POETRY WORKSHOP
Firebird takes form
Alison Chisholm is impressed by a set-form poem dealing with the theme of artistic freedom under a repressive regime
T
he lure of ekphrastic writing is irresistible. If you have a special painting, work of literature, statue or piece of music, why not celebrate it with a poem, immortalising your own appreciation of it alongside the original? Doing this provides a powerful tribute to its creator, and brings you the satisfaction of knowing you have honoured somebody else’s work.
Poet Corinne Lawrence of Bramhall, Cheshire was moved to write when David Lean’s film of Dr. Zhivago, a favourite of hers, appeared on television some years ago at the same time as a documentary about the construction of the novel, and they happened to coincide with her study of the book at a literature group.

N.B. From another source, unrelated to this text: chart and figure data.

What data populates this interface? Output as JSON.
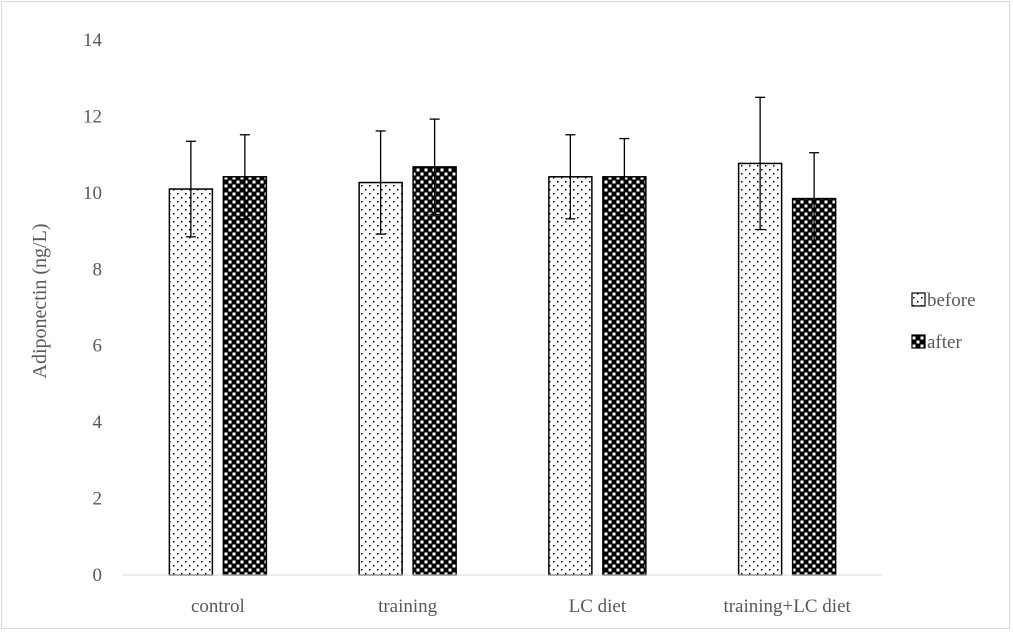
{
  "chart_data": {
    "type": "bar",
    "title": "",
    "xlabel": "",
    "ylabel": "Adiponectin (ng/L)",
    "ylim": [
      0,
      14
    ],
    "yticks": [
      "0",
      "2",
      "4",
      "6",
      "8",
      "10",
      "12",
      "14"
    ],
    "categories": [
      "control",
      "training",
      "LC diet",
      "training+LC diet"
    ],
    "series": [
      {
        "name": "before",
        "values": [
          10.1,
          10.27,
          10.42,
          10.77
        ],
        "errors": [
          1.25,
          1.35,
          1.1,
          1.73
        ]
      },
      {
        "name": "after",
        "values": [
          10.42,
          10.68,
          10.42,
          9.85
        ],
        "errors": [
          1.1,
          1.25,
          1.0,
          1.2
        ]
      }
    ],
    "legend_position": "right",
    "grid": false
  }
}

She says: ‘A major theme of the story is how human beings and their destinies are intertwined. This, of course, is shown very clearly in the film by the central poetic love story of Lara and Zhivago. But equally fascinating to me was the story of Pasternak’s creation of the novel, which is a commentary upon post-revolutionary Russian society. A complex fusion of philosophy, poetry, politics, landscape and nature, it is a work which has held an iconic position in world literature since its publication in Italy in 1957. However, it was so contentious that it wasn’t published in the Soviet Union until 1987. This, then, was the direction in which I wanted to take my own poem’.